Ivan F. telah mengemukakan teori social control tidak sebagai suatu penjelasan umum tentang kejahatan tetapi merupakan penjelasan bersifat kasuistis.

Konsep kontrol eksternal/ social control, kemudian menjadi dominan setelah David Matza dan Gresham Sykes melakukan kritik terhadap teori subkultur dari Albert Cohen. Sykes dan Matza kemudian mengemukakan konsep atau teori tentang technique of neutralization . Sykes dan Matza merinci lima teknik netralisasi sebagai berikut :

  1. Denial of responsibility

  2. Denial of injury

  3. Denial of the victim

  4. Condemnation of the condemners

  5. Appeal to higher loyalties.

Travis Hirchi sebagai pelopor teori ini, mengatakan bahwa “Perilaku kriminal merupakan kegagalan kelompok – kelompok sosial seperti keluarga, sekolah, kawan sebaya untuk mengikatkan atau terikat dengan individu” , Artinya “individu dilihat tidak sebagai orang yang secara intrinsik patuh pada hukum ; namun menganut segi pandangan antitesis dimana orang harus belajar untuk tidak melakukan tindak pidana” . argumentasi ini , didasarkan pada bahwa kita semua dilahirkan dengan kecenderungan alami untuk melanggar aturan hukum. Dalam hal ini kontrol sosial, memandang delinkuen sebagai “konsekuensi logis dari kegagalan seseorang untuk mengembangkan larangan-larangan ke dalam terhadap perilaku melanggar hukum”

Manusia dalam teori kontrol sosial dipandang sebagai mahluk yang memiliki moral murni, oleh karena itu, manusia memiliki kebebasan untuk melakukan sesuatu.

Albert J. Reiss Jr membedakan dua macam kontrol, yaitu personal control dan social control. Personal control adalah kemampuan seseorang untuk menahan diri agar tidak mencapai kebutuhannya dengan cara melanggar norma-norma yang berlaku di masyarakat. Sedangkan social control adalah kemampuan kelompok sosial atau lembaga-lembaga di masyarakat melaksanakan norma –norma atau peraturan-peraturan menjadi efektif. Pada tahun 2957, Jackson Toby memperkenalkan pengertian “comitment” individu sebagai kekuatan yang sangat menentukan dalam membentuk sikap kontrol sosial. Kemudian, Scot Briar dan Irvine Piliavian menyatakan bahwa peningkatan komitmen individu dan adaptasi/penyesuaian diri memegang peranan dalam mengurangi penyimpangan.

Kejahatan atau delinkuen dilakukan oleh keluarga, karena keluarga merupakan tempat terjadinya pembentukan kepribadian, internalisasi, orang belajar baik dan buruk dari keluarga. Apabila internal dan eksternal kontrol lemah, alternatif untuk mencapai tujuan terbatas, maka terjadilah delinkuen, hal ini merupakan sesuatu yang jarang terjadi. Menurut F. Ivan Nye manusia diberi kendali supaya tidak melakukan pelanggaran, karena itu proses sosialisasi yang adequat (memadai) akan mengurangi terjadinya delinkuensi. Sebab, di sinilah dilakukan proses pendidikan terhadap seseorang yang diajari untuk melakukan pengekangan keinginan (impulse). Di samping itu, faktor internal dan eksternal kontrol harus kuat, juga dengan ketaatan terhadap hukum (law-abiding).
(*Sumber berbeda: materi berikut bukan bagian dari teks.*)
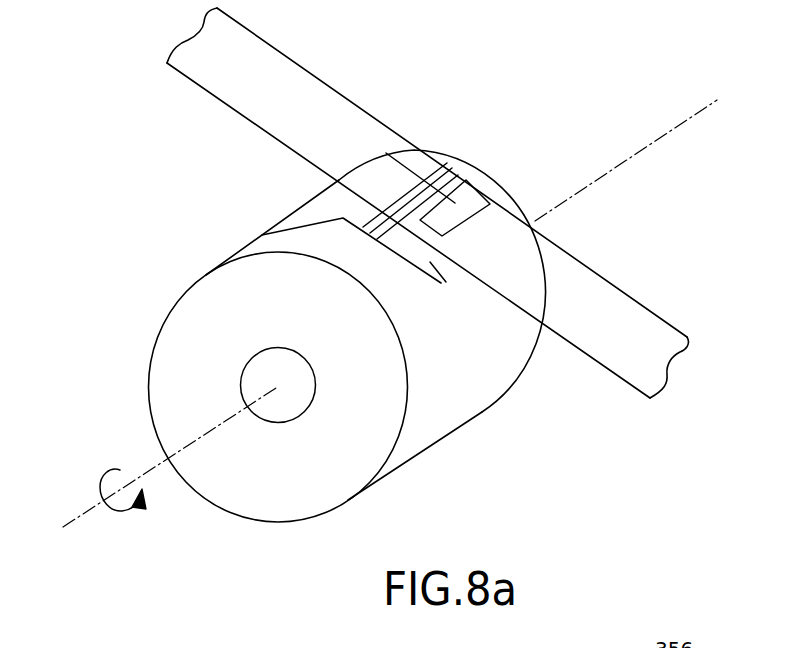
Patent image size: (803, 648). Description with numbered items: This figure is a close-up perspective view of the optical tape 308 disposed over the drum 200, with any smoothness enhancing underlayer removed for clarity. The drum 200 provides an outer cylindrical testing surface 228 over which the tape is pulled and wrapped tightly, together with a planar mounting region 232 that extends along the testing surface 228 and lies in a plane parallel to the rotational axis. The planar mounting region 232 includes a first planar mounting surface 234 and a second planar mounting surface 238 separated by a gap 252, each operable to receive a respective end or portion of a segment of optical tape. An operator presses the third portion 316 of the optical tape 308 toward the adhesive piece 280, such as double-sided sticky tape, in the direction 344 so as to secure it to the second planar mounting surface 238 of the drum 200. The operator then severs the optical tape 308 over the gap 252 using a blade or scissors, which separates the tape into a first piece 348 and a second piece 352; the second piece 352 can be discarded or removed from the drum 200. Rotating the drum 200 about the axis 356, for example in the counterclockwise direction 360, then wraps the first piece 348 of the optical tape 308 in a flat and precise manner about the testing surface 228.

The drum 200 is at (155, 290).
The testing surface 228 is at (457, 420).
The planar mounting region 232 is at (508, 200).
The first planar mounting surface 234 is at (342, 202).
The second planar mounting surface 238 is at (446, 284).
The gap 252 is at (417, 200).
The second piece of adhesive 280 is at (480, 212).
The optical tape 308 is at (650, 303).
The third portion 316 is at (505, 211).
The direction 344 is at (463, 190).
The first piece 348 is at (618, 355).
The second piece 352 is at (315, 78).
The axis 356 is at (675, 129).
The counterclockwise direction 360 is at (102, 486).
Asumsi teori kontrol dikemukakan F.Ivan Nye terdiri dari :

  1. Harus ada kontrol internal maupun eksternal ;

  2. Manusia diberikan kaidah-kaidah supaya tidak melakukan pelanggaran;

  3. Pentingnya proses sosialisasi bahwa ada sosialisasi adequat (memadai), akan mengurangi terjadinya delinkuen, karena di situlah

  4. Dilakukan proses pendidikan terhadap seseorang; dan

  5. Diharapkan remaja menaati hukum (law abiding).

Menurut F. Ivan Nye terdapat empat tipe kontrol sosial, yaitu :

  1. Direct control imposedfrom without by means of restriction and punisment (kontrol langsung yang diberikan tanpa mempergunakan alat pembatas dan hukum);

  2. Internalized control exercised from within through conscience (kontrol internalisasi yang dilakukan dari dalam diri secara sadar);

  3. Indirect control related to affectional identification with parent and other non-criminal persons (kontrol tidak langsung yang berhubungan dengan pengenalan [identifikasi] yang berpengaruh dengan orangtua dan orang-orang yang bukan pelaku kriminal lainnya);

  4. Availability of alternative to goal and values (ketersediaan sarana-sarana dan nilai-nilai alternatif untuk mencapai tujuan).

Dalam teori kontrol sosial, ada elemen yang harus diperhatikan, yaitu Attachment (kasih sayang). Attachment adalah kemampuan manusia untuk melibatkan dirinya terhadap orang lain, jika attachment sudah terbentuk, maka orang tersebut akan peka terhadap pikiran, perasaan, dan kehendak orang lain. Berbeda dengan psikopat, kalau psikopat lahir dari pribadi yang cacat, yang disebabkan karena keturunan dari biologis atau sosialisasi.

Attachment , dibagi menjadi dua bentuk :

  • Attachment total : suatu keadaan di mana seseorang individu melepaskan rasa ego yang terdapat dalam dirinya dan diganti dengan rasa kebersamaan. Rasa kebersamaan inilah yang mendorong seseorang untuk menaati peraturan, larena melanggar peraturan berarti menyakiti perasaan orang lain. Tujuan akhir dari attachment ini adalah, akan mencegah hasrat seseorang untuk melakukan deviasi.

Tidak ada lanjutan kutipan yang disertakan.